It certainly wasn't by design that the South Bronx-based group ESG affected post-punk, no wave, hip-hop, and house music. They opened for Public Image Ltd. and A Certain Ratio, they released records on the same label as Liquid Liquid, they had their music sampled countless times, and they became a playlist staple at '70s dance clubs like the Paradise Garage and the Music Box. The group's only aspiration was to play their music -- simplistic in structure and heavy on rhythm -- and sell lots of records.
The four Scroggins sisters -- Deborah (bass, vocals), Marie (congas, vocals), Renee (vocals, guitar), and Valerie (drums) -- formed a group with the support of their mother, who bought instruments to keep her daughters busy and away from trouble; at the time, each sibling was teenaged. Basing their sound on a mutual love for James Brown, Motown, and Latin music, the sisters went through a number of name changes before finally settling on ESG. "E" stood for emerald, Valerie's birthstone; "S" stood for sapphire, Renee's birthstone; and as for "G," well, neither Deborah nor Marie had a birthstone beginning with that letter, but they did want their records to go gold. After permanently adding non-relative Tito Libran to the lineup as a conga player (some male members came and went prior to this), ESG was officially born.
The group began by learning and playing songs by the likes of Rufus and the Rolling Stones; they also learned from watching music programs like Don Kirschner's Rock Concert and Soul. The Scroggins' mother had barely scraped up enough cash to buy those instruments, so she didn't have enough left to get them music lessons. The group entered talent contests and even won a few of them. After performing at one particular New York show that they did not win, a judge named Ed Bahlman, the owner of 99 Records (a record shop and a label that included Y Pants, Liquid Liquid, Bush Tetras, and Konk on its roster), was impressed enough to take them under his wing as a manager and producer. At this point, ESG had a few of their own songs. Figuring people would know when they screwed up a cover, the group decided to write their own songs in order to sidestep audience knowledge of when mistakes were being made.
Bahlman booked ESG at punk clubs. The group's sparse, heavily rhythmic, and unpolished sound fit right into the New York scene in which Bahlman's label was a significant factor. They debuted in 1979 at a place called the Mechanical Hall. A four-song repertoire was all they had to work with, and after those songs were over, the crowd asked for more. The same four songs were played over again. At another early gig, ESG opened for the Factory label's A Certain Ratio. ESG didn't know A Certain Ratio from A Tramp Shining, but Factory head Tony Wilson asked the openers if they'd like to record something for his label. This resulted in You're No Good, a three-song single produced by Martin Hannett. The songs -- "You're No Good," "UFO," and "Moody" -- remain the group's best-known material. These three songs are among the best to have come from New York's no wave scene, a scene that ESG had little business being part of. ESG wasn't self-consciously arty and they didn't come from a punk background; they simply wrote and played their music without conceptualization. None of this matched with the no wave bands, but the sound the group made certainly did.

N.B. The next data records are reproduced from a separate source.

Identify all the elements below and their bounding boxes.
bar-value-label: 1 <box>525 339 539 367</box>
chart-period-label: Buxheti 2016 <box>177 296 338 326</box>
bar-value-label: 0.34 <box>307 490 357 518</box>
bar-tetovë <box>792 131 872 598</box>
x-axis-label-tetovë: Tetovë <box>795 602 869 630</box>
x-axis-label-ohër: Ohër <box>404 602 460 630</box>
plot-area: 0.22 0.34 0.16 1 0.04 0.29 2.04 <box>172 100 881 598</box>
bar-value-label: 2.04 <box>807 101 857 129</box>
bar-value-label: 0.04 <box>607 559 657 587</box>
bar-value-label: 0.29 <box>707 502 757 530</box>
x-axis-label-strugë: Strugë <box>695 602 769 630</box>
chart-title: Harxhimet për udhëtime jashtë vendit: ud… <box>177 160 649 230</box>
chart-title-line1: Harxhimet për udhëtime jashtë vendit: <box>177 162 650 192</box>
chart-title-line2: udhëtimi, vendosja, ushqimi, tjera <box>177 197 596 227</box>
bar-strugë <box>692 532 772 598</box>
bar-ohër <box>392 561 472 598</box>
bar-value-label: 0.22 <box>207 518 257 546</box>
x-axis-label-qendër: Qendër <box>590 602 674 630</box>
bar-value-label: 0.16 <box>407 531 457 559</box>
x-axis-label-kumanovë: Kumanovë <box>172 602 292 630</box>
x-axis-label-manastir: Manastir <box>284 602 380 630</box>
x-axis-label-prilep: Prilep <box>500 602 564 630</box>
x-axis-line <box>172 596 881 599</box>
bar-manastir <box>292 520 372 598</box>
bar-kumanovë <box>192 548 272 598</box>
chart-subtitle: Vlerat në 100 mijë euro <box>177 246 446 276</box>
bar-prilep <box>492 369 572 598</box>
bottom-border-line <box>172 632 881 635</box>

The three songs from the Moody 7" were issued in the States on 99 with three live songs from a Hurrah's appearance added. A year later, 99 issued another three-song single in the form of ESG Says Dance to the Beat of Moody. This proved to people too dear to Factory and Hannett that the group had their own sound down and didn't need any outside influence or manipulation. A good debut LP, Come Away with ESG, came in 1983 and continued in the vein of the previous releases. After that, the group went dormant for several years. One major factor was Bahlman's decision to shut down 99. A legal battle with Sugarhill over Grandmaster Flash's sampling of Liquid Liquid's "Optimo" caused him financial and mental stress, with Sugarhill's fall into receivership -- and inability to award 99 their due settlement -- acting as the final straw.
ESG would soon become victims of uncleared samples as well. In fact, there was a period during the early '90s when rap singles using the siren sound from "UFO" seemed more common than ones that sampled James Brown. ESG resurfaced for a number of small-label releases during this period, and a 1993 release was pointedly titled "Sample Credits Don't Pay Our Bills." Throughout the '90s, ESG's stature as an influential group began to rise, with groups like the Beastie Boys and Luscious Jackson citing them as a profound discovery. The value of the group's rare early releases responded in kind, which was remedied somewhat by the U.K.'s Soul Jazz label. A South Bronx Story, a compilation that included all the group's best material, was released in 2000. The renewed interest helped lead to another resurfacing that culminated in a 2002 album, Step Off, for Soul Jazz. With a revamped lineup that included Renee Scroggins' daughters, Nicole and Chistelle, Step Off was met with the consensus that the group had picked up exactly where it left off. A reissue of Come Away with ESG followed in 2006.